O amor é prestável, não uma prestação de serviços

A sociedade atual empurra-nos para práticas e usos nada próximos dos valores da gratuidade e do serviço desinteressado e livre como aquele que nos foi exemplificado por Jesus.

A economia desde cedo ensina que “não há almoços grátis” e que tudo tem um custo associado. Até quando se concebem projetos em que algo é oferecido, por exemplo, a utilização de um espaço de forma gratuita, esse tempo e espaço oferecidos têm que ser contabilizados num valor real e concreto em euros a que chamamos custo; a essa relação chama-se parceria... 

Eu sonho com o dia em que nestes casos e simplifcados os processos, se possa chamar ao valor do custo amor e à relação de parceria estabelecida amor.
Algumas vezes, até mesmo quando estamos inseridos em algum Ministério da Igreja, nos nossos grupos de Jovens, em algum projeto de voluntariado, e realizamos as nossas atividades de forma gratuita, caímos na tentação de esperar que nos agradeçam, que nos façam um elogio ou de entristecer se nenhuma dessas situações ocorrer. Para mim, a resposta a este desejo de agraciação é: “Somos servos inúteis, porque fizemos somente o que devíamos fazer” Lc 17, 10.
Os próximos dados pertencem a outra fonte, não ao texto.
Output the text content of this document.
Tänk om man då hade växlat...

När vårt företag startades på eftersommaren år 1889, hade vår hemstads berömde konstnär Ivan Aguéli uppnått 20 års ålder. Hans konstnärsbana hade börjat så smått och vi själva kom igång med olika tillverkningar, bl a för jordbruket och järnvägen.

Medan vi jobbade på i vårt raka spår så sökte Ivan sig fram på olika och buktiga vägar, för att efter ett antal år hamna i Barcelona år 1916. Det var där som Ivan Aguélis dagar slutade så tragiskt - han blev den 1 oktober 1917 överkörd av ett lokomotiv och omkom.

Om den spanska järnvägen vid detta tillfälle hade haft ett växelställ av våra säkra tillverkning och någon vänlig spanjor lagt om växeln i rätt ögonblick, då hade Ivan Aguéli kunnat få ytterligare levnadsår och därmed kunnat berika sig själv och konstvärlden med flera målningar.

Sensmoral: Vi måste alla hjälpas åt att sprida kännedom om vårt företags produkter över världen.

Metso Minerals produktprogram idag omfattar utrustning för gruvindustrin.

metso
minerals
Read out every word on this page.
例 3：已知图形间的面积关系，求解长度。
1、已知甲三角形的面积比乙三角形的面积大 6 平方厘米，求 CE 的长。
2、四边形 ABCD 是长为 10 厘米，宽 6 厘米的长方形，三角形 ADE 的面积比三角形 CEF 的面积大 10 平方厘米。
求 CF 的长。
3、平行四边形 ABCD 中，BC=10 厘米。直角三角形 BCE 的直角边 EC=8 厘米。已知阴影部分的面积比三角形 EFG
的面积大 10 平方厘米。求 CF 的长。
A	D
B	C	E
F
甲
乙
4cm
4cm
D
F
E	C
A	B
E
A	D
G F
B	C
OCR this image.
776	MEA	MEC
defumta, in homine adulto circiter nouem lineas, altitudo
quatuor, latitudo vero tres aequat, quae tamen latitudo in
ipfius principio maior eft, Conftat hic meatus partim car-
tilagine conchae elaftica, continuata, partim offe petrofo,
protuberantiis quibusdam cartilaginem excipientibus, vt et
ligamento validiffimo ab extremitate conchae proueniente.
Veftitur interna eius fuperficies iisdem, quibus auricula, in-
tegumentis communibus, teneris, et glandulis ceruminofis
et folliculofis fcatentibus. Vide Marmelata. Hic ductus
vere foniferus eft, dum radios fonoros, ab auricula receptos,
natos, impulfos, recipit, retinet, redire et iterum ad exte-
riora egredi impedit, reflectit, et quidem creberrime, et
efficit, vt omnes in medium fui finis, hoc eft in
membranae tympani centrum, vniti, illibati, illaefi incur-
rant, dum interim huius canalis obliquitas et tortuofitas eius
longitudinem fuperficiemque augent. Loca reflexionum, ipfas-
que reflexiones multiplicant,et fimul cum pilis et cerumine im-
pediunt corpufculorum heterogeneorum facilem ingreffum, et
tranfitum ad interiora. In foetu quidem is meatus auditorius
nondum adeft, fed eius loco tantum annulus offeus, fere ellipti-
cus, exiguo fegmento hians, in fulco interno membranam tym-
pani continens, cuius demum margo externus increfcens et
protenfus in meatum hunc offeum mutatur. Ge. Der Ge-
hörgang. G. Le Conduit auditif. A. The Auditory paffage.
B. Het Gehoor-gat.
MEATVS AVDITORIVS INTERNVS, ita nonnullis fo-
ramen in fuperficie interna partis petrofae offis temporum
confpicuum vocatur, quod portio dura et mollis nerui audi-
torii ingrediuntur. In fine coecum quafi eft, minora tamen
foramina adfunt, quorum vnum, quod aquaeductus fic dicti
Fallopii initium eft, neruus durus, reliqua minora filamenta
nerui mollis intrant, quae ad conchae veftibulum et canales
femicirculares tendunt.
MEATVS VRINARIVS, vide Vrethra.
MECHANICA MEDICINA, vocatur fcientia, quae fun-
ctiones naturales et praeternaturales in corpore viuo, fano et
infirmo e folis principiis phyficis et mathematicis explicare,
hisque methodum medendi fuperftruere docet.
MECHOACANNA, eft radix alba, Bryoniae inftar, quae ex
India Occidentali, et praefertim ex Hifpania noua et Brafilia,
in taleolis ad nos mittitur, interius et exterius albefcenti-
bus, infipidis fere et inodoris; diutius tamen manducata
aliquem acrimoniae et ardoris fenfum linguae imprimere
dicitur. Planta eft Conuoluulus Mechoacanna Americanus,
Além do próprio Jesus que entrega a Sua Vida a troco de nada para si, a troco da incerteza trazida pelo respeito à nossa liberdade, penso também no exemplo claro e óbvio da Santa Teresa de Calcutá. Recordo um episódio já bastante conhecido:

“Certa vez, um argentário banqueiro foi visitar a casa onde Madre Tereza cuidava dos enfermos e ficou observando a dedicação, o cuidado e o carinho dela para com todos. Depois de algum tempo, ele aproximou-se de Madre Tereza, que fazia um curativo em um homem muito doente, e disse: - Irmã, eu não faria isso por dinheiro nenhum do mundo! Ela olhou para ele, sorriu em silêncio, e falou baixinho: - Nem eu, meu filho.”

O problema maior é quando trazemos para o seio familiar este tipo de tentação. Uma coisa é sermos pessoas educadas que sabem reconhecer o bem que o outro nos faz e ensinamos os nossos filhos a agradecer. Outra coisa é fazer dessa atitude uma exigência para tudo o que fazemos. Até somos capazes de jogar à cara do outro, mas eu fiz isto, e isto, e isto... Como que a reclamar direitos ou recompensas. Quando a atitude a ter é precisamente outra.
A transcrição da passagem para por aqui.